What are the steps of making an appeal of a lower court's decision?
An appeal is the process of having a higher court review a lower court's decision. Appeals can be from criminal and civil courts, and often from government administrative decisions. The party taking the appeal is referred to as the appellant, and the opposing party is called the appellee.
Deciding Whether to Appeal
Prior to taking the appeal, consideration should be given to whether the appeal has merit, and the chances of winning that appeal. Often the losing party on appeal must pay "costs" on appeal, which include costs of the opposing party to print and serve documents for the appeal and any docketing fees. If the appeal is considered frivolous, sometimes the losing party must also pay the other party's attorney fees.
Appeals can be taken regarding a court's procedural rulings, findings of fact, and findings of law. A court of appeals reviews these different areas with varying "standards of review". For example, in a traffic case, if a police officer testifies their radar gun said you were doing 45 MPH in a 35MPH zone, and you testify you were going 25MPH, and the judge or jury believes the officer and finds you guilty, you stand little chance of winning the appeal. This is because the court of appeals does not re-hear a court case in its entirety and make its own findings of fact. A court of appeals gives great deference to the findings of fact by a judge or jury and only if it can be shown that no rational person would have found in favor of the other party based on those facts, factual findings aren't overturned on appeal.

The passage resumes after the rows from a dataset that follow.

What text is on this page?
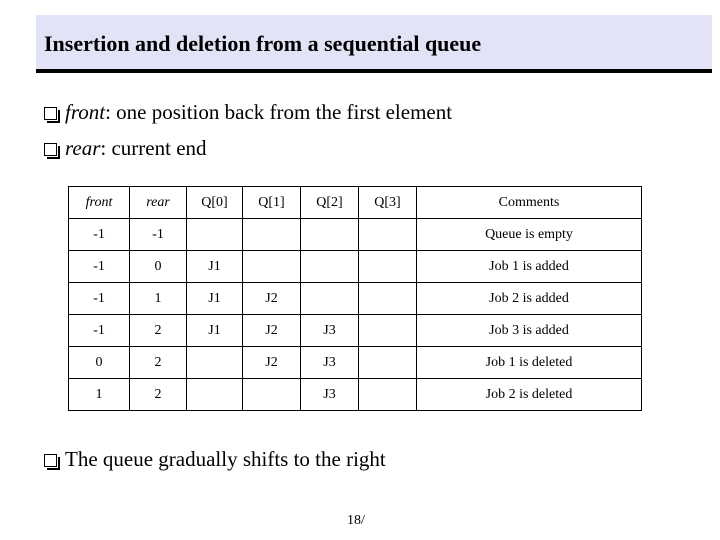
Insertion and deletion from a sequential queue
front : one position back from the first element
rear : current end
front	rear	Q[0]	Q[1]	Q[2]	Q[3]	Comments
-1	-1					Queue is empty
-1	0	J1				Job 1 is added
-1	1	J1	J2			Job 2 is added
-1	2	J1	J2	J3		Job 3 is added
0	2		J2	J3		Job 1 is deleted
1	2			J3		Job 2 is deleted
The queue gradually shifts to the right
18/
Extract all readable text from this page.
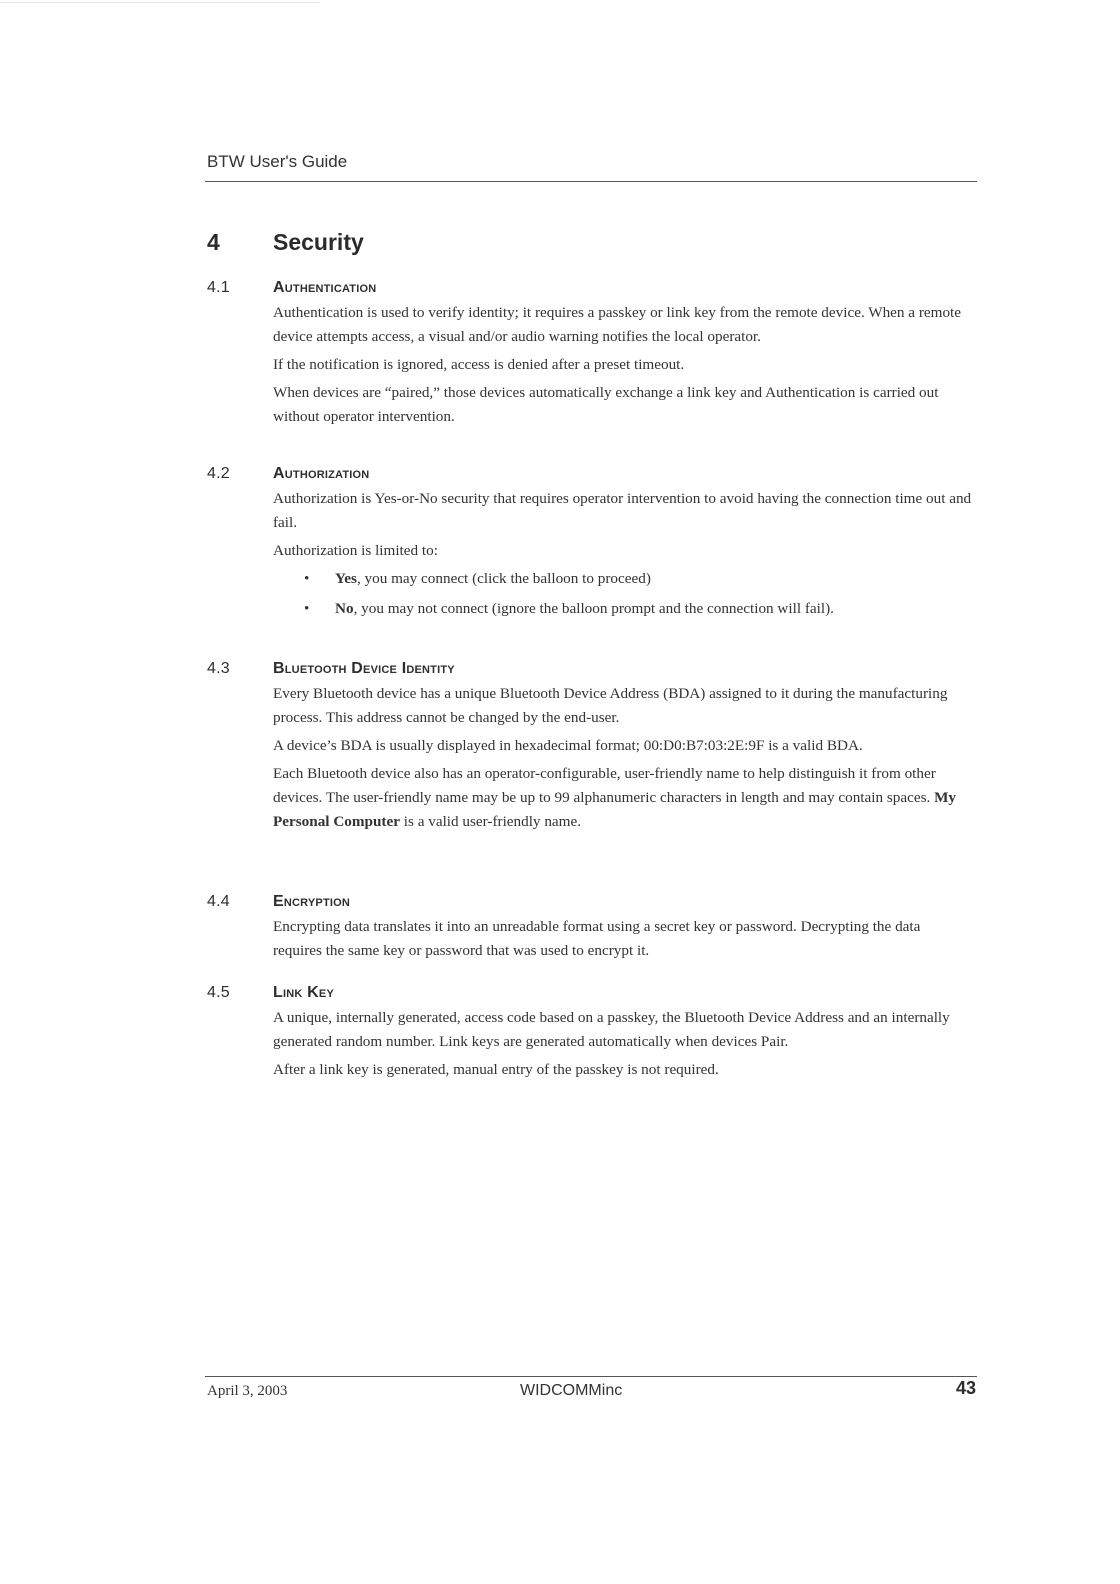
BTW User's Guide
4 Security
4.1	Authentication

Authentication is used to verify identity; it requires a passkey or link key from the remote device. When a remote device attempts access, a visual and/or audio warning notifies the local operator.

If the notification is ignored, access is denied after a preset timeout.

When devices are “paired,” those devices automatically exchange a link key and Authentication is carried out without operator intervention.

4.2	Authorization

Authorization is Yes-or-No security that requires operator intervention to avoid having the connection time out and fail.

Authorization is limited to:

• Yes, you may connect (click the balloon to proceed)
• No, you may not connect (ignore the balloon prompt and the connection will fail).
4.3	Bluetooth Device Identity

Every Bluetooth device has a unique Bluetooth Device Address (BDA) assigned to it during the manufacturing process. This address cannot be changed by the end-user.

A device’s BDA is usually displayed in hexadecimal format; 00:D0:B7:03:2E:9F is a valid BDA.

Each Bluetooth device also has an operator-configurable, user-friendly name to help distinguish it from other devices. The user-friendly name may be up to 99 alphanumeric characters in length and may contain spaces. My Personal Computer is a valid user-friendly name.

4.4	Encryption

Encrypting data translates it into an unreadable format using a secret key or password. Decrypting the data requires the same key or password that was used to encrypt it.

4.5	Link Key

A unique, internally generated, access code based on a passkey, the Bluetooth Device Address and an internally generated random number. Link keys are generated automatically when devices Pair.

After a link key is generated, manual entry of the passkey is not required.

April 3, 2003	WIDCOMMinc	43
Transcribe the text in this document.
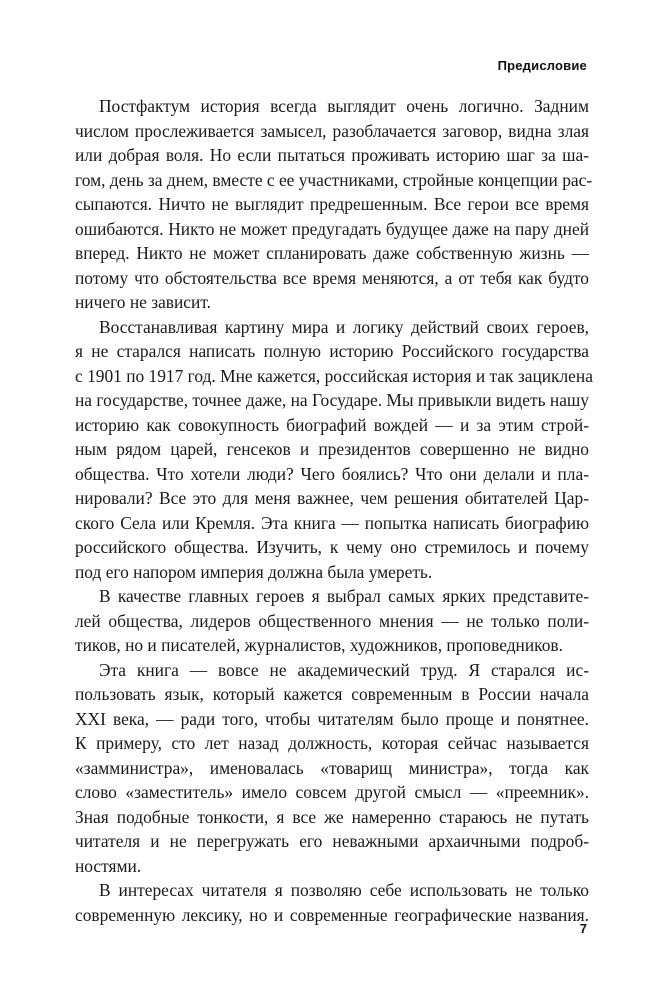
Предисловие
Постфактум история всегда выглядит очень логично. Задним
числом прослеживается замысел, разоблачается заговор, видна злая
или добрая воля. Но если пытаться проживать историю шаг за ша-
гом, день за днем, вместе с ее участниками, стройные концепции рас-
сыпаются. Ничто не выглядит предрешенным. Все герои все время
ошибаются. Никто не может предугадать будущее даже на пару дней
вперед. Никто не может спланировать даже собственную жизнь —
потому что обстоятельства все время меняются, а от тебя как будто
ничего не зависит.
Восстанавливая картину мира и логику действий своих героев,
я не старался написать полную историю Российского государства
с 1901 по 1917 год. Мне кажется, российская история и так зациклена
на государстве, точнее даже, на Государе. Мы привыкли видеть нашу
историю как совокупность биографий вождей — и за этим строй-
ным рядом царей, генсеков и президентов совершенно не видно
общества. Что хотели люди? Чего боялись? Что они делали и пла-
нировали? Все это для меня важнее, чем решения обитателей Цар-
ского Села или Кремля. Эта книга — попытка написать биографию
российского общества. Изучить, к чему оно стремилось и почему
под его напором империя должна была умереть.
В качестве главных героев я выбрал самых ярких представите-
лей общества, лидеров общественного мнения — не только поли-
тиков, но и писателей, журналистов, художников, проповедников.
Эта книга — вовсе не академический труд. Я старался ис-
пользовать язык, который кажется современным в России начала
XXI века, — ради того, чтобы читателям было проще и понятнее.
К примеру, сто лет назад должность, которая сейчас называется
«замминистра», именовалась «товарищ министра», тогда как
слово «заместитель» имело совсем другой смысл — «преемник».
Зная подобные тонкости, я все же намеренно стараюсь не путать
читателя и не перегружать его неважными архаичными подроб-
ностями.
В интересах читателя я позволяю себе использовать не только
современную лексику, но и современные географические названия.
7
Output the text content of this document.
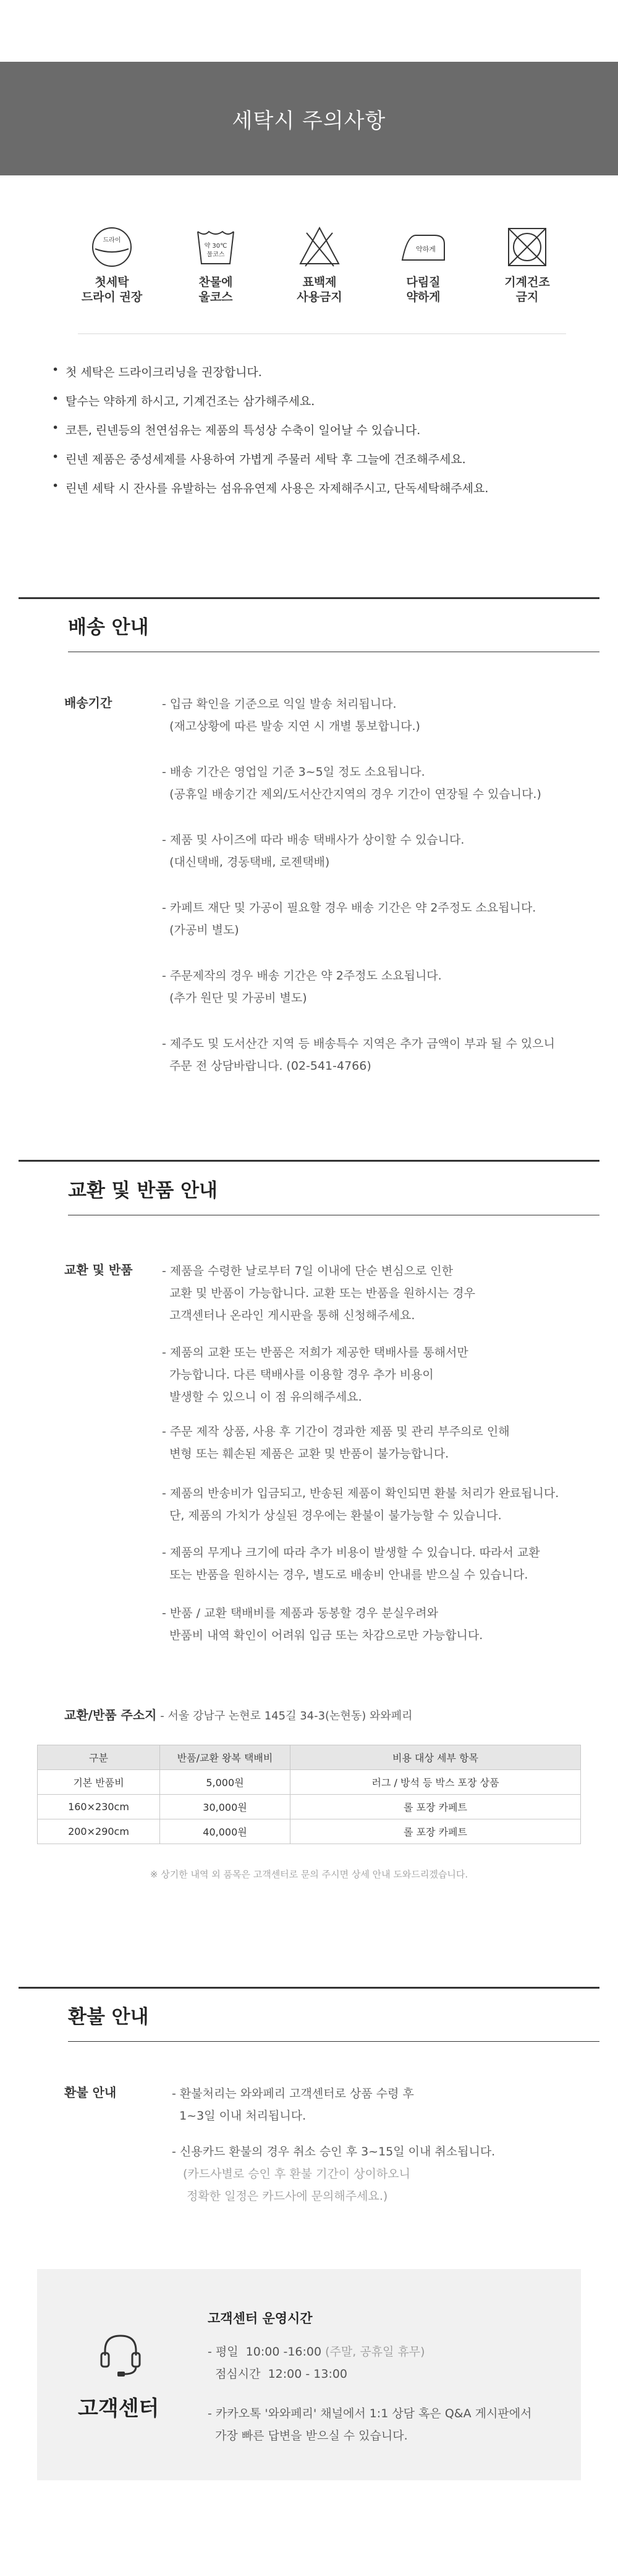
세탁시 주의사항
드라이
첫세탁
드라이 권장
약 30℃
물코스
찬물에
울코스
표백제
사용금지
약하게
다림질
약하게
기계건조
금지
• 첫 세탁은 드라이크리닝을 권장합니다.
• 탈수는 약하게 하시고, 기계건조는 삼가해주세요.
• 코튼, 린넨등의 천연섬유는 제품의 특성상 수축이 일어날 수 있습니다.
• 린넨 제품은 중성세제를 사용하여 가볍게 주물러 세탁 후 그늘에 건조해주세요.
• 린넨 세탁 시 잔사를 유발하는 섬유유연제 사용은 자제해주시고, 단독세탁해주세요.
배송 안내
배송기간	- 입금 확인을 기준으로 익일 발송 처리됩니다.
(재고상황에 따른 발송 지연 시 개별 통보합니다.)
- 배송 기간은 영업일 기준 3~5일 정도 소요됩니다.
(공휴일 배송기간 제외/도서산간지역의 경우 기간이 연장될 수 있습니다.)
- 제품 및 사이즈에 따라 배송 택배사가 상이할 수 있습니다.
(대신택배, 경동택배, 로젠택배)
- 카페트 재단 및 가공이 필요할 경우 배송 기간은 약 2주정도 소요됩니다.
(가공비 별도)
- 주문제작의 경우 배송 기간은 약 2주정도 소요됩니다.
(추가 원단 및 가공비 별도)
- 제주도 및 도서산간 지역 등 배송특수 지역은 추가 금액이 부과 될 수 있으니
주문 전 상담바랍니다. (02-541-4766)
교환 및 반품 안내
교환 및 반품 - 제품을 수령한 날로부터 7일 이내에 단순 변심으로 인한
교환 및 반품이 가능합니다. 교환 또는 반품을 원하시는 경우
고객센터나 온라인 게시판을 통해 신청해주세요.
- 제품의 교환 또는 반품은 저희가 제공한 택배사를 통해서만
가능합니다. 다른 택배사를 이용할 경우 추가 비용이
발생할 수 있으니 이 점 유의해주세요.
- 주문 제작 상품, 사용 후 기간이 경과한 제품 및 관리 부주의로 인해
변형 또는 훼손된 제품은 교환 및 반품이 불가능합니다.
- 제품의 반송비가 입금되고, 반송된 제품이 확인되면 환불 처리가 완료됩니다.
단, 제품의 가치가 상실된 경우에는 환불이 불가능할 수 있습니다.
- 제품의 무게나 크기에 따라 추가 비용이 발생할 수 있습니다. 따라서 교환
또는 반품을 원하시는 경우, 별도로 배송비 안내를 받으실 수 있습니다.
- 반품 / 교환 택배비를 제품과 동봉할 경우 분실우려와
반품비 내역 확인이 어려워 입금 또는 차감으로만 가능합니다.
교환/반품 주소지 - 서울 강남구 논현로 145길 34-3(논현동) 와와페리
구분	반품/교환 왕복 택배비	비용 대상 세부 항목
기본 반품비	5,000원	러그 / 방석 등 박스 포장 상품
160×230cm	30,000원	롤 포장 카페트
200×290cm	40,000원	롤 포장 카페트
※ 상기한 내역 외 품목은 고객센터로 문의 주시면 상세 안내 도와드리겠습니다.
환불 안내
환불 안내	- 환불처리는 와와페리 고객센터로 상품 수령 후
1~3일 이내 처리됩니다.
- 신용카드 환불의 경우 취소 승인 후 3~15일 이내 취소됩니다.
(카드사별로 승인 후 환불 기간이 상이하오니
정확한 일정은 카드사에 문의해주세요.)
고객센터
고객센터 운영시간
- 평일  10:00 -16:00 (주말, 공휴일 휴무)
점심시간  12:00 - 13:00
- 카카오톡 '와와페리' 채널에서 1:1 상담 혹은 Q&A 게시판에서
가장 빠른 답변을 받으실 수 있습니다.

However, issues of law are reviewed "de novo" on appeal. For example, if there were no speed limit posted, and the judge ruled that on all 4 lane road within a city, the speed limit is 35 MPH, and found you guilty for doing 45 MPH in a 35 MPH zone, if you can show that you raised at trial the argument that the state law actually says that on all 4 lane roads within a city the speed limit is 45 MPH, the court of appeals reviews that issue again and issues a ruling based on its own findings on appeal. Lastly, a judge makes numerous procedural rulings. Those are reviewed for abuse of discretion. If a judge so far exceeds what other judges would do in similar circumstances, the judge's procedural ruling would be overturned on appeal.
The following are the general steps of how the appeal is taken, and each courts' rules should be consulted to determine the exact process and time limits.
Notice of Appeal
A notice of appeal is what initiates the appeal process. It must generally be filed with the trial court within 30 days of the date when the court decision you want to appeal is entered. The notice of appeal typically identifies the ruling or decision that is being appealed and states to which court it is being appealed to. It is filed with the clerk of the trial court.
Prior to filing the notice of appeal you can often file with the trial court a motion to reconsider, which allows the judge to review the decision, usually based on some key fact the judge missed, a new law which affects the outcome of the case. Once the judge rules on the motion to reconsider, the time to file a notice of appeal usually starts to run from that date.
In some cases such as civil appeals, the person taking the appeal must pay a docketing fee. If the filing fee can't be afforded, the party taking the appeal can file a motion to proceed without paying the docketing fee. It is formally called a motion to proceed in forma pauperis.
Record on Appeal
The next step is to prepare the record on appeal. The record on appeal consists of all of the proceedings in the trial court. If at trial, a court reporter reported the trial proceedings, you must specifically ask the reporter for the trial transcript and make that part of the record on appeal. If there are other documents in the case such as a procedural motion that was made to the judge and you want that reviewed, you must make sure that is made part of the record. The record on appeal is used by the appellant to support their argument that the outcome in the trial court was incorrect. For example, if you argue on appeal that you showed the trial judge that the speed limit on 4 lane roads in a city is 45 MPH, and therefore you should win the appeal, the court of appeals must see evidence of where you actually told the trial judge that. That is what a record on appeal is for. When making that argument on appeal, you would point out to the court of appeals that on page 14, line 22 of the trial transcript you told the judge that 4 lane roads within a city have a 45 MPH speed limit per the state vehicle code.
File a Brief
A legal brief is where you make you arguments that the outcome in the trial court was incorrect. Where necessary when making legal arguments, you would cite to the record on appeal to show the factual support for your argument. Legal briefs often have a specific format that must be followed per court rules. Most briefs must contain a table of contents, a tables of court cases which are cited in the brief to support your arguments, a page which lists the issues you believes the trial court got wrong. A brief would then go through each of those issues and show why you deserve to win the appeal.
It must be remembered that you can not raise new legal arguments or factual matters on appeal if those were not first raised in the trial court. So if your appeal depends on material not presented in trial court, the court of appeals is generally going to ignore that new material. If new evidence is discovered after trial that would have made a difference in the outcome, you would present a motion in the trial court to re-hear the case based on that new evidence.